Moersjid langsung tersinggung atas pertanyaan Marshall yang dianggap tidak sopan dan sedikit nyeleneh. Ia balik menjawab dengan nada tinggi;

"Mr. Green, you should know better," yang berarti "Mr. Green, Anda seharusnya lebih tahu."

Dalam ingatan Moersjid, bekas Dubes AS di Indonesia ini sangat licik. Ia juga ditenggarai sebagai dalang kudeta presiden Syngman Rhee di Korea Selatan.
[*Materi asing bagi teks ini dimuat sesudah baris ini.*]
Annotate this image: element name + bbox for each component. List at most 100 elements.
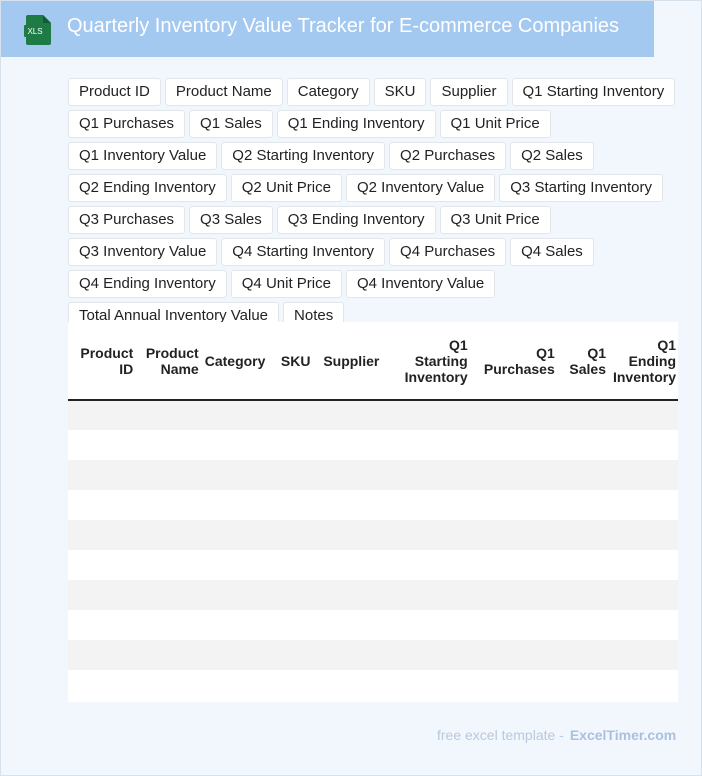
column-chip[interactable]: Q3 Sales [189, 206, 273, 234]
table-cell[interactable] [556, 670, 608, 700]
table-cell[interactable] [556, 430, 608, 460]
table-cell[interactable] [276, 670, 320, 700]
table-cell[interactable] [68, 400, 136, 430]
column-chip[interactable]: Supplier [430, 78, 508, 106]
table-cell[interactable] [469, 460, 557, 490]
table-cell[interactable] [608, 460, 678, 490]
table-cell[interactable] [319, 400, 392, 430]
table-cell[interactable] [469, 550, 557, 580]
table-cell[interactable] [135, 490, 201, 520]
table-cell[interactable] [391, 430, 470, 460]
table-cell[interactable] [469, 580, 557, 610]
table-cell[interactable] [469, 670, 557, 700]
table-cell[interactable] [135, 430, 201, 460]
table-cell[interactable] [135, 580, 201, 610]
column-chip[interactable]: Q1 Purchases [68, 110, 186, 138]
table-cell[interactable] [469, 430, 557, 460]
table-cell[interactable] [135, 400, 201, 430]
table-cell[interactable] [469, 610, 557, 640]
table-cell[interactable] [391, 520, 470, 550]
column-chip[interactable]: Q4 Starting Inventory [221, 238, 386, 266]
table-cell[interactable] [68, 670, 136, 700]
table-cell[interactable] [200, 610, 277, 640]
table-cell[interactable] [469, 520, 557, 550]
column-chip[interactable]: Q2 Ending Inventory [68, 174, 227, 202]
table-cell[interactable] [276, 490, 320, 520]
table-cell[interactable] [276, 460, 320, 490]
column-chip[interactable]: Q4 Unit Price [230, 270, 342, 298]
table-cell[interactable] [319, 550, 392, 580]
column-chip[interactable]: Q3 Unit Price [439, 206, 551, 234]
table-cell[interactable] [319, 520, 392, 550]
table-cell[interactable] [68, 580, 136, 610]
table-cell[interactable] [319, 430, 392, 460]
column-chip[interactable]: Q4 Inventory Value [345, 270, 496, 298]
column-chip[interactable]: Q4 Sales [510, 238, 594, 266]
table-cell[interactable] [608, 400, 678, 430]
column-chip[interactable]: Q4 Purchases [389, 238, 507, 266]
table-cell[interactable] [391, 580, 470, 610]
table-cell[interactable] [200, 490, 277, 520]
column-chip[interactable]: Category [286, 78, 370, 106]
table-cell[interactable] [200, 640, 277, 670]
table-cell[interactable] [391, 670, 470, 700]
table-cell[interactable] [556, 460, 608, 490]
table-cell[interactable] [608, 640, 678, 670]
table-cell[interactable] [276, 520, 320, 550]
table-cell[interactable] [556, 550, 608, 580]
table-cell[interactable] [68, 640, 136, 670]
table-cell[interactable] [319, 580, 392, 610]
column-chip[interactable]: Q2 Sales [510, 142, 594, 170]
column-chip[interactable]: Q1 Unit Price [439, 110, 551, 138]
table-cell[interactable] [276, 580, 320, 610]
table-cell[interactable] [608, 430, 678, 460]
column-chip[interactable]: Q1 Ending Inventory [276, 110, 436, 138]
column-chip[interactable]: Product ID [68, 78, 161, 106]
table-cell[interactable] [68, 550, 136, 580]
table-cell[interactable] [135, 520, 201, 550]
table-cell[interactable] [608, 550, 678, 580]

Sangat mudah mencurigai Marshall dan keterlibatan AS. Aksinya di Korsel memiliki pola yang hampir sama dengan gerakan Anti Soekarno di Indonesia.

Moersjid bahkan berkata kepada Rasjid, anaknya; "Jika Green memukul, saya sudah siap melemparnya ke tembok."

Baca juga: Perselisihan Jenderal Nasution dan Hartini, Istri Kedua Soekarno yang berbuntut Penyesalan

Jenderal yang Tak Pernah Mau Berada di Belakang Meja

Saat itu, Moersjid sadar jika karirnya akan segera berakhir. Dugaannya betul. Beberapa hari kemudian, datanglah Adam Malik sebagai utusan khusus Menteri Luar Negeri. Isinya meminta Moersjid kembali ke Jakarta untuk konsultasi.

Nyatanya, ia diminta untuk menjadi saksi bagi pengadilan Soekarno, tapi Moersjid menolaknya.

Moersjid kemudian harus menghadapi segala bentuk interogasi yang bersifat intimidasi. Moersjid dituduh macam-macam. Ia dinilai punya hubungan khusus dengan Soekarno. Ia disuruh bersaksi atas isu rumah yang dibeli Soekarno untuk seorang wanita di Manila.

Rumah yang ia tempati di Filipina disebutkan sebagai milik Soekarno. Padahal itu adalah rumah milik mantan Presiden Filipina, Jose P Laurel.

Baca juga: Amelia De La Rama, Artis Filipina, dan Misteri Cinta Soekarno yang ke-10

Moersjid juga disebut punya kaitan dengan PKI dan berada di Pangkalan Udara Halim pada tanggal 1 Oktober 1965. Dalam kenyataannya di tanggal tersebut ia sedang bersama Soeharto sampai sore hari.

Moersjid melakukan pembelaan diri. Baginya, Soekarno adalah panglima tertinggi angkatan bersenjata. Ia hanya patuh kepada perintah komando militer.

Moersjid memang adalah seorang prajurit sejati. Ia berada di garis depan pada saat penumpasan PKI di Madiun tahun 1948. Ia juga yang ditunjuk sebagai Komandan Operasi Merdeka melawan Pemberontakan Permesta di Sulawesi Utara.

Moersjid juga menjadi saksi tatkala Laksamana Yos Sudarso gugur dalam pertempuran Laut Aru. Saat itu Moersjid berada di KRI Harimau bersama Soedomo.

Ditangkap dan Dipenjara

Petang hari, tanggal 8 Desember 1969. Berpakaian seragam lengkap dengan bintang dua tersemat di pundak, dengan gagahnya Moersjid menemui Komandan CPM di Rutan Militer Utomo.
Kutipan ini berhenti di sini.